Figure de proue de l’opposition algérienne, l’ex-Président du RCD, Saïd Sadi, présent vendredi à la marche d’Alger, a évoqué ce samedi l’existence de « compromis et de consensus » autour d’une phase de transition et qui amènerait la démission du président Bouteflika et de son Gouvernement.
« Je ne suis qu’une voix parmi d’autres, je n’ai aucune responsabilité organique dans le pays, mais j’entends déjà des compromis, des consensus qui, à travers d’échanges entre différents partis politiques, certaines personnalités politiques, parlent d’une phase de transition qui amènerait la démission de Bouteflika et du gouvernement pour engager le pays sur de nouvelles perspectives », a déclaré ce samedi Saïd Sadi à la radio Europe1.
« Il faut absolument faire en sorte que cette formidable énergie qui s’est libérée de façon pacifique, mais déterminée, ne soit pas neutralisée ni polluée cette fois-ci. Nous avons été dépossédés de la guerre de libération par des hommes qui ne l’ont pas faite. Il faut espérer que les Algériens, cette fois-ci, fassent preuve de la résolution qui leur a permis d’être exemplaires dans la décolonisation », a ajouté Saïd Sadi pour qui « nous sommes en train d’assister à quelque chose d’inédit ». « Sans préjuger de ce qui va se passer par la suite, c’est véritablement historique, par son ampleur et la nature de la manif », observe-t-il.
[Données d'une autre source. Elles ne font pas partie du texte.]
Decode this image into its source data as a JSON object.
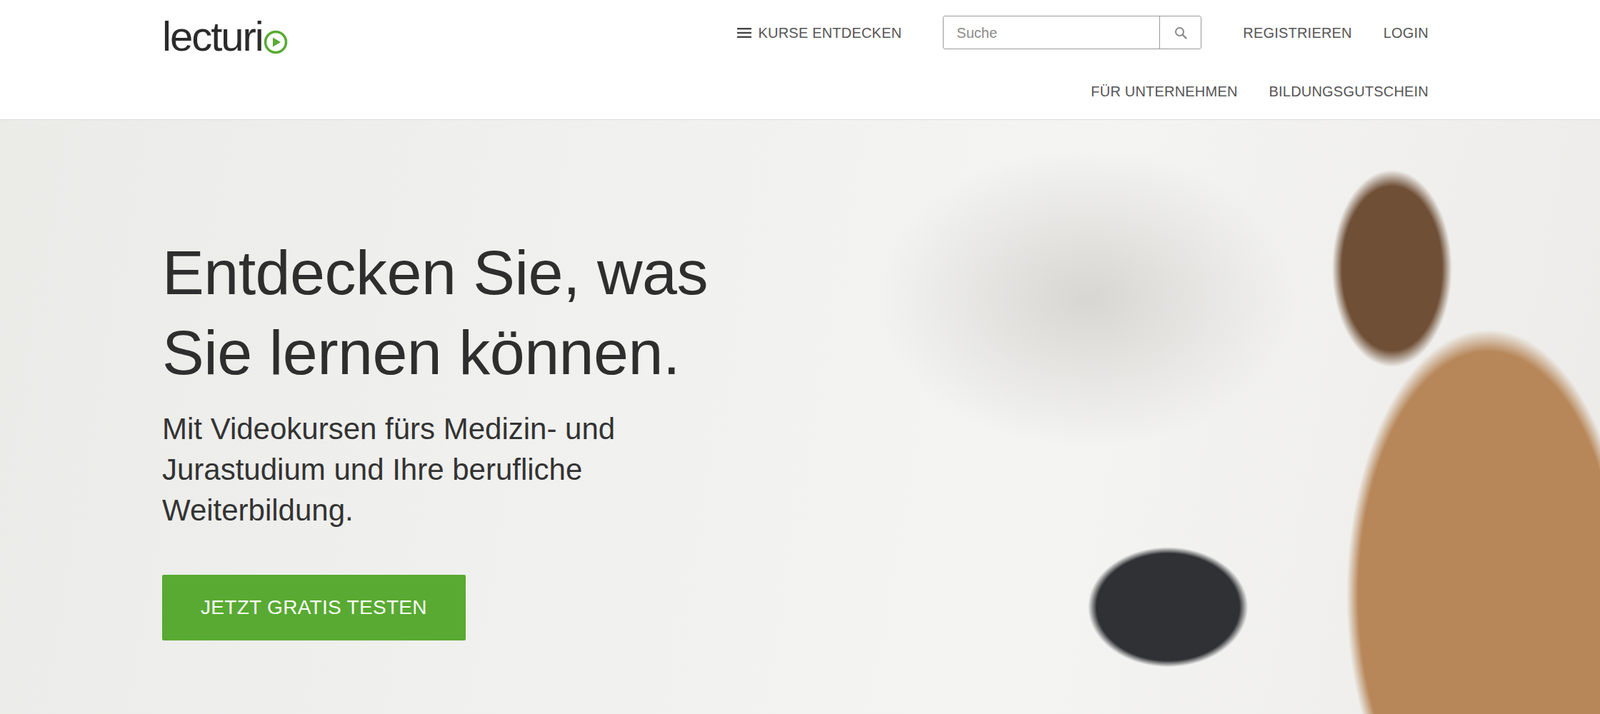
{
  "logo": {
    "text": "lecturi"
  },
  "nav": {
    "primary": [
      {
        "label": "KURSE ENTDECKEN"
      }
    ],
    "auth": [
      {
        "label": "REGISTRIEREN"
      },
      {
        "label": "LOGIN"
      }
    ],
    "secondary": [
      {
        "label": "FÜR UNTERNEHMEN"
      },
      {
        "label": "BILDUNGSGUTSCHEIN"
      }
    ]
  },
  "search": {
    "placeholder": "Suche"
  },
  "hero": {
    "title": "Entdecken Sie, was Sie lernen können.",
    "subtitle": "Mit Videokursen fürs Medizin- und Jurastudium und Ihre berufliche Weiterbildung.",
    "cta": "JETZT GRATIS TESTEN"
  }
}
« Même s’il s’interroge de « quoi tout cela sera fait à l’avenir et dans les prochaines semaines », Saïd Sadi n’exclut pas un maintien de la candidature de Bouteflika. « Je le crois capable de déposer un dossier par quelqu’un d’autre. De toutes les façons, la Constitution est déjà violée puisqu’il n’avait pas le droit de postuler à un autre mandat aux termes de la constitution actuelle. Mais, ce qui est remarquable, c’est que, et ça donne bien la nature du régime, ce sont ses deux frères qui sont allés le voir pour des choses qui concernent le destin du pays, la présidence de la république. Ce n’est ni l’ambassadeur, ni le ministère des affaires étrangères qui ont été le voir pour savoir s’il devait se présenter ou pas », a-t-il dit.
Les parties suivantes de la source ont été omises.